Тогда я посмотрела на него как-то по-особенному. Я почему-то почувствовала себя кем-то из его домашних – плохо понимая, что в действительности происходит в моей голове и как в дальнейшем моя судьба на метафизическом уровне пересечётся с судьбой его семьи, я в принципе спроецировала своё будущее.

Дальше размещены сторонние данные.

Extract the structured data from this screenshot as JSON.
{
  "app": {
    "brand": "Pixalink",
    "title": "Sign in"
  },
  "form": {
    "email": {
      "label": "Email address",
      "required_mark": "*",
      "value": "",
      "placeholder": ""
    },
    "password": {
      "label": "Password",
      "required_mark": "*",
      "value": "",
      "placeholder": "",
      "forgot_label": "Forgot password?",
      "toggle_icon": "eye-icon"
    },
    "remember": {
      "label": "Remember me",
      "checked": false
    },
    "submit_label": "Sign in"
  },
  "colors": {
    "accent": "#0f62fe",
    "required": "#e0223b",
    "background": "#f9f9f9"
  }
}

Месяц спустя война в Боснии разгорелась с новой, первозданной силой. Хорваты начали строить в Боснии концлагеря для сербов, где последние содержались в условиях едва ли лучше, чем в гитлеровских застенках. Люди погибали там от отсутствия врачебной помощи, от голода, болезней, но самое страшное – от пыток. От пыток тех, кто ещё вчера был их соседями, друзьями, сослуживцами. Не профессиональные военные, но простые люди, держа в руках оружие, с диким неистовством бросались мучить своих же собратьев…
Отец снова поехал туда, на этот раз в концлагерь. И оттуда уже не вернулся. В один из дней к нам домой пришёл какой-то военный. Они о чём-то говорили с матерью на пороге минут десять, после чего Анна вся в слезах вошла в мою комнату и велела собирать вещи.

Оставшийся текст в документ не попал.